From neon lights to fields of green

I'd liken arriving in Japan after a 20 hour journey to turning up at a new and exotically-themed party incorrectly attired and ignorant of the rules of the party games going on around you. Stimulating; eye opening; but more than a little bit unnerving.

After touching down and disembarking, the cultural jolts came fast and furious; the first catching me off guard even before I'd passed through border control and officially entered the country.

I'd never before been offered quite so many options of how to not only wash myself in the bathroom but also the environment around me. Needless to say, bleary-eyed, wearing two rucksacks and only one contact lens I was not impressed to discover I could not for the life of me locate the 'flush' button...until I realised it was right there..illuminated in green.

Moving on to bigger and better things I grabbed my kit and headed into central Tokyo to meet Sonia, a fellow British GP currently working in Japan, who had incredibly kindly agreed to accompany me on my journey and act as translator and cultural guide. After a bit of deliberation, she decided that my first experience in the city really should be Tako Yaki, or octopus balls to the non-Japanese speakers amongst us, as well as the Senso-ji temple; a staggeringly beautiful sight.

I was beginning to learn only after a few hours in Japan that life and society here thrives on a strict set of rules and traditions. As I threw my 50 yen into the pool so that God would listen to my prayer and later took a fortune from a nearby drawer, it felt exciting to be a part of something so ancient and long-lasting.

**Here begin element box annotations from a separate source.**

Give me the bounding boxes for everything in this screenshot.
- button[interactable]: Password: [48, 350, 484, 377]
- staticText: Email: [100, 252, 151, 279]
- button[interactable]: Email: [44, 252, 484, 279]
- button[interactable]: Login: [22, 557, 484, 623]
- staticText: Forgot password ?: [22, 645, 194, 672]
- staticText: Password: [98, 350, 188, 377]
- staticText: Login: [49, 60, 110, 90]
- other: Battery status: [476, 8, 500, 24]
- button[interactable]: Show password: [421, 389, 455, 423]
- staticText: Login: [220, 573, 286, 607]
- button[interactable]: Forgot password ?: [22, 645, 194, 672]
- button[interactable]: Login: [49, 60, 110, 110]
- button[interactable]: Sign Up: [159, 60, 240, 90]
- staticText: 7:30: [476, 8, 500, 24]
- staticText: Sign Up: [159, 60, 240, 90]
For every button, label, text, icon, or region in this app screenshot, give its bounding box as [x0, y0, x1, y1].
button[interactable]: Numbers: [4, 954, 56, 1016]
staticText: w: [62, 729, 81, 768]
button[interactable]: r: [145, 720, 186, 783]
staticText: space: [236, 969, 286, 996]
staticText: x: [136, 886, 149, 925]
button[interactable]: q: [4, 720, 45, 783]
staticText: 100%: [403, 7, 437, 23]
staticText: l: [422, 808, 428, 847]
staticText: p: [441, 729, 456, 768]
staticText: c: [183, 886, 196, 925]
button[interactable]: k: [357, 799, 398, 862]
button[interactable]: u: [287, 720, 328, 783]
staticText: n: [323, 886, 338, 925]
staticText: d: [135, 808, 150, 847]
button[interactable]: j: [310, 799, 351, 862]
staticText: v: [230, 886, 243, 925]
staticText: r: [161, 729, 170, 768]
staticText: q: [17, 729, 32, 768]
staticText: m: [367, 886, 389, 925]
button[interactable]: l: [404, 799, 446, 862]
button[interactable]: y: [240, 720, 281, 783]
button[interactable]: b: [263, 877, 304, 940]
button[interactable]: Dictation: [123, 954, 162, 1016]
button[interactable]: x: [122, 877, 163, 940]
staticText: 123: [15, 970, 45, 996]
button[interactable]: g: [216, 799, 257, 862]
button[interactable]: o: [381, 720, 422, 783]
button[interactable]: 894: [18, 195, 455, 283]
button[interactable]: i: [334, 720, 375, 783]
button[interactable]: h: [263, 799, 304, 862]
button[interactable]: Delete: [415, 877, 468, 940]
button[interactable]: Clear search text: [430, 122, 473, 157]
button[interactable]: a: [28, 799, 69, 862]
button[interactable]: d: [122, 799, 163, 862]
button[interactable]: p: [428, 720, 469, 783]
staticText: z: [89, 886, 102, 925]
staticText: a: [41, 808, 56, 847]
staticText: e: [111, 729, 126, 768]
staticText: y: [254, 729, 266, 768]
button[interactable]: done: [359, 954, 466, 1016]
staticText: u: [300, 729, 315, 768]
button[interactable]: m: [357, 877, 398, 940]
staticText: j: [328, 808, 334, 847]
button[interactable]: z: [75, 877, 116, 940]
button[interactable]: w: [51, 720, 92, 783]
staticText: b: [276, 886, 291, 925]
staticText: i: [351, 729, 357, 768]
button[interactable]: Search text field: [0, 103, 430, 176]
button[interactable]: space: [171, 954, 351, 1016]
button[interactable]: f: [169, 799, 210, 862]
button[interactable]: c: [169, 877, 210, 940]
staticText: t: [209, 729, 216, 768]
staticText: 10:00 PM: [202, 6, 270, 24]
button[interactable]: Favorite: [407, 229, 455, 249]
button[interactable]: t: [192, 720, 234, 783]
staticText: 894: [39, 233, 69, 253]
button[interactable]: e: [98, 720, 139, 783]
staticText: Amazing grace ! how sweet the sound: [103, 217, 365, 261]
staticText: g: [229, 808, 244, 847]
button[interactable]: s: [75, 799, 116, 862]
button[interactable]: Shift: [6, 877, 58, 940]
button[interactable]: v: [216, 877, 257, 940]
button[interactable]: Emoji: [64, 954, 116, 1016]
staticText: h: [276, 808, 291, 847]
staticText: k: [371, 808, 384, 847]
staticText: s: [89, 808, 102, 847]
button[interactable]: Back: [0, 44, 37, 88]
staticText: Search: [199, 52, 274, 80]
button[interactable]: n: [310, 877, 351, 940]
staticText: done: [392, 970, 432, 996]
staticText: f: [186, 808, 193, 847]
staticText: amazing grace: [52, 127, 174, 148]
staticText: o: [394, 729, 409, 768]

The evening brought with it a wonderful first meeting with Professor Ryuki Kassai, a pivotal figure in the emerging world of Japanese Primary care and my placement organiser, and his wife Masako. It was a night of firsts for me; the first time I had used chopsticks in front of a Japanese audience and the first time I had tasted Sukiyaki: a Japanese 'hot-pot' dish comprising of thinly-cut beef, tofu and vegetables cooked in the centre of the table. It was a huge privilege to sample, so early on, not only great food but the joyful experience of eating together in Japan.

Jet lag was surprisingly kind and I was able to enjoy my brief time in Tokyo before being whisked away by 'bullet train' towards our next destination: Fukushima Prefecture. The iconic mode of transport Shinkansen, as it is correctly known to the Japanese, travels at speeds of up to 200 mph and it really is as fantastic as its reputation would have you believe.

On originally approaching Professor Kassai about the project and the possibility of bringing it to Japan, he had very kindly suggested the rural town of Tadami as an alternative to the more urban centres. He felt the small and ageing community (47% of residents are over the age of 65) would make for an interesting study and the location would also provide a peaceful place to be. In all honesty the images of Japan I most likely would have brought to mind, if asked before this experience, would have been the bright neon lights of downtown Tokyo. Whilst that particular reality didn't in any way disappoint, experiencing rural Japan is proving to be even better than I'd hoped.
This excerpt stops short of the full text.